Surface Synthesis of Zinc Sulfide Nanoparticles on Silica Microspheres: Sonochemical Preparation, Characterization, and Optical Properties

Ultrasonic irradiation of a slurry of amorphous silica microspheres, zinc acetate, and thioacetamide in an aqueous medium for 3 h under ambient air yields zinc sulfide coated on silica. The powder X-ray diffraction of the initial zinc sulfide−silica (ZSS) powder yields diffraction peaks corresponding to the ZnS phase. The TEM image of ZSS shows that the porous ZnS nanoparticles (diameter 1−5 nm) coated the silica (SiO2) surface as thin layers or nanoclusters, depending on the reactant concentration. Infrared spectroscopy illustrates the structural changes that occurred in the siloxane network and surface silanol groups of SiO2 upon the ultrasonic deposition of ZnS. The optical absorption of porous ZnS shows a broad band at around 610 nm, ascribed to unusual surface state transition. The absorption energy of the surface state transition is lower than the band gap of the ZnS particles and probably stems from the dangling surface bonds or defects. On the other hand, the ZSS does not show the surface state transition of ZnS, probably due to the strong surface interaction with SiO2. The classical valence-conduction transition band has been observed in the optical reflectance mode, and it shows an absorption edge at around (290−310 nm), which is markedly blue-shifted compared to that of bulk ZnS (345 nm).
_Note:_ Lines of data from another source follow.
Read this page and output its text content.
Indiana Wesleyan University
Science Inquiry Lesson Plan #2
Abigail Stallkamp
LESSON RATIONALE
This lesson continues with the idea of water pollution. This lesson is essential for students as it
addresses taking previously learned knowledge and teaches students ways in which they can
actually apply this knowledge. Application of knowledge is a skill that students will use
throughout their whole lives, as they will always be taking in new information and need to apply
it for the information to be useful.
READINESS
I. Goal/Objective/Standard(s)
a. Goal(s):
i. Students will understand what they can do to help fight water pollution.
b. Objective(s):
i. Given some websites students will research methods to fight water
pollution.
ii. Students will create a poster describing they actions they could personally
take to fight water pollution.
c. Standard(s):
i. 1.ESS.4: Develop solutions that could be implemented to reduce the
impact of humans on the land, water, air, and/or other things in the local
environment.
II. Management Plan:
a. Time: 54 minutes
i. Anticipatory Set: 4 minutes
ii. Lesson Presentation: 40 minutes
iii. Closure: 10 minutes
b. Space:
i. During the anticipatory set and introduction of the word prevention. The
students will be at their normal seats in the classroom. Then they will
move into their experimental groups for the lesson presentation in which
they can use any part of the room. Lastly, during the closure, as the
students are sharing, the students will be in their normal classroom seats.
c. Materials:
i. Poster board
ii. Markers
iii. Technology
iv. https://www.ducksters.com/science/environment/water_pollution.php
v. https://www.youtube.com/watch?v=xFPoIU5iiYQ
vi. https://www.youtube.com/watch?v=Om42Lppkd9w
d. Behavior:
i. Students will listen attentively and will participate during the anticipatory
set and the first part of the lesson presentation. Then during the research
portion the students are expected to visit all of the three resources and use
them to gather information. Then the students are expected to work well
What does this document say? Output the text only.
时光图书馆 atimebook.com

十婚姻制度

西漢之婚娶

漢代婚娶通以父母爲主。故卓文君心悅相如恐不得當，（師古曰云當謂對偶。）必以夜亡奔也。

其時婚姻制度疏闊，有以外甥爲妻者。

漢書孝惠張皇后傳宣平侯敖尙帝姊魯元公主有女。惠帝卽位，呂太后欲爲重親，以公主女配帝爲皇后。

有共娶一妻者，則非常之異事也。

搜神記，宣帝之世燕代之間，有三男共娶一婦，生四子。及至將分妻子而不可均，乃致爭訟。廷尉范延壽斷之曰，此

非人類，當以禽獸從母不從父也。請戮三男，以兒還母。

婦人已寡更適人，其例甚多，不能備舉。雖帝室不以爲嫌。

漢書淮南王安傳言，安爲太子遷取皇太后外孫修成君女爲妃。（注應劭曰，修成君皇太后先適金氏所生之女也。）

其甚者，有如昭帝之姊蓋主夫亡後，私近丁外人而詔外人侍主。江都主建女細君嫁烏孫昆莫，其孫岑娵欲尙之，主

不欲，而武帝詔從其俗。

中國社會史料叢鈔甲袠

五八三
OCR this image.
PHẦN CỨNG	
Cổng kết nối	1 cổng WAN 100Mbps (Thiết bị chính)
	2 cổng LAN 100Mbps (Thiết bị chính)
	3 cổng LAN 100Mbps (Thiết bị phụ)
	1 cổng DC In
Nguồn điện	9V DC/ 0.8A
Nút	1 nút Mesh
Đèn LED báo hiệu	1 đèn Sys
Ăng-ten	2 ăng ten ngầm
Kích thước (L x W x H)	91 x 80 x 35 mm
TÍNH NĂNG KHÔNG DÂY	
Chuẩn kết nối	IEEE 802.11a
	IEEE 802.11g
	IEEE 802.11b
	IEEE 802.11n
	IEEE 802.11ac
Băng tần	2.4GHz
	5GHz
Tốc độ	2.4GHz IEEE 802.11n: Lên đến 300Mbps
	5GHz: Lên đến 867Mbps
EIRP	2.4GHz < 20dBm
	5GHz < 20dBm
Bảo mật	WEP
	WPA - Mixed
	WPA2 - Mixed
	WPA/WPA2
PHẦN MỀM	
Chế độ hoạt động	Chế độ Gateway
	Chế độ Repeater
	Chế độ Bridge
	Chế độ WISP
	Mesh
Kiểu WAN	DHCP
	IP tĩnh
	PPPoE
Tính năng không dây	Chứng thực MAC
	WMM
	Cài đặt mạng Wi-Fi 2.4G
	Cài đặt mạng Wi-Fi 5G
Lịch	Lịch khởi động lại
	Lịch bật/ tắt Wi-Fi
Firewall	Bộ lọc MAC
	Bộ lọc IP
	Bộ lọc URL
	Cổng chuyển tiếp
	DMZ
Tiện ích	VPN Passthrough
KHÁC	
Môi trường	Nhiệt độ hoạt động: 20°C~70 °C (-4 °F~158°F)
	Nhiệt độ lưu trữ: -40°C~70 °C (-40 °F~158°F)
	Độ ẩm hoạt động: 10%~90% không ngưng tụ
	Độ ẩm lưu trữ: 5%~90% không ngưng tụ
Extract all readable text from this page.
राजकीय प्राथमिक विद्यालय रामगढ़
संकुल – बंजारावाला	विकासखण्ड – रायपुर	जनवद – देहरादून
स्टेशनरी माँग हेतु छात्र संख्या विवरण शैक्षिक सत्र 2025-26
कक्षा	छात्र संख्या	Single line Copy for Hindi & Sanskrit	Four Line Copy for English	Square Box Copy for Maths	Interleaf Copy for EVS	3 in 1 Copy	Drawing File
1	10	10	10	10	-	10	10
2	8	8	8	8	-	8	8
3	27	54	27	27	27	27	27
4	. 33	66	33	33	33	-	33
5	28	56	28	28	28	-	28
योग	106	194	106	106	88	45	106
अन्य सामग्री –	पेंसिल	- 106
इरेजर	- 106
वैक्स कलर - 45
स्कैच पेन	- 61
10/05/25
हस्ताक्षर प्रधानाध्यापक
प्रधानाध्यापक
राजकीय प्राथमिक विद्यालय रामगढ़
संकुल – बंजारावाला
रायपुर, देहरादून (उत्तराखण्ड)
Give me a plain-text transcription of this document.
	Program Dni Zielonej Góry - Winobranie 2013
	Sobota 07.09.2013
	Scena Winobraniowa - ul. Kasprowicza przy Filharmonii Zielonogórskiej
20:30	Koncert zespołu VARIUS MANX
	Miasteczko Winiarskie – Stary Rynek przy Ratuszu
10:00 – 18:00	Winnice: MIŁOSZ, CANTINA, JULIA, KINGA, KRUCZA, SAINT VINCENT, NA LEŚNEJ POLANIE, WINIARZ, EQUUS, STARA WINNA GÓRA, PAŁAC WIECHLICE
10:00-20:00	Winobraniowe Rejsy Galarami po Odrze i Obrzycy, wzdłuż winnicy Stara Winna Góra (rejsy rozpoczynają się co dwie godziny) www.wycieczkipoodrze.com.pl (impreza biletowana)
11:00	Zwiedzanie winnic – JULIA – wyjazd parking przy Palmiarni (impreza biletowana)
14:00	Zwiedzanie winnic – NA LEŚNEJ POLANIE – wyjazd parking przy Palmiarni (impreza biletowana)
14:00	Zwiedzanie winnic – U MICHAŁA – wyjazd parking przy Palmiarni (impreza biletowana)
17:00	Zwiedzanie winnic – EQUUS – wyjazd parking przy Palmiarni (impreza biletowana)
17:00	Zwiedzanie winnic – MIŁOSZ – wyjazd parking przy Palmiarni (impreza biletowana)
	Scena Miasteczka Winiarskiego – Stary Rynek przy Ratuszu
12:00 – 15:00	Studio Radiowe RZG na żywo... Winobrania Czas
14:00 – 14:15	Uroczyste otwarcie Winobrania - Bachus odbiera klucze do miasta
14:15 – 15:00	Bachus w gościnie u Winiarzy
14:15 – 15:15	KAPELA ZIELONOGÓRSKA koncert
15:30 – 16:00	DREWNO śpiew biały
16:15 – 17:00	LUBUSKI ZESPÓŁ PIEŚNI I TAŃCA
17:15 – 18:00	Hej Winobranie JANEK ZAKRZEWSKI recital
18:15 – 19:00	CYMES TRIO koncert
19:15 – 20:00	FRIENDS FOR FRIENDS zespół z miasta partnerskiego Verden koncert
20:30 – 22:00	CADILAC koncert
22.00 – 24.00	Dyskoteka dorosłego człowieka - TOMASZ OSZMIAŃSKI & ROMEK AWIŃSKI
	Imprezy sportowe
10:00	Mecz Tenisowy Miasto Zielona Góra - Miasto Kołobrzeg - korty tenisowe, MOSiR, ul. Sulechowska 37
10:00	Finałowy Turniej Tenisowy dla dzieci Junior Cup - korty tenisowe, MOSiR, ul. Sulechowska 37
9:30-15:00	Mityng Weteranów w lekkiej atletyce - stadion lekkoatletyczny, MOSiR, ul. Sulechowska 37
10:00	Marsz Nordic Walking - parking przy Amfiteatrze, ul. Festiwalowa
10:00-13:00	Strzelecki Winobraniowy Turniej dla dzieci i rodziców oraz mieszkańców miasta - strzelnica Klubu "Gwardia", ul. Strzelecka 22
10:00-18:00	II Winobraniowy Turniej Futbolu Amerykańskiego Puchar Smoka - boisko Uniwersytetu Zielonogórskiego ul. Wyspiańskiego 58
The photoluminescence spectrum of the porous ZnS and ZSS shows a band with a maximum centered around 420 nm, which is similar to that of quantum ZnS particles. We propose that the coating process takes place via ultrasonic-cavitation-induced initial grafting of zinc acetate onto the silica surface, followed by the displacement of acetate ion by in situ generated S2- species.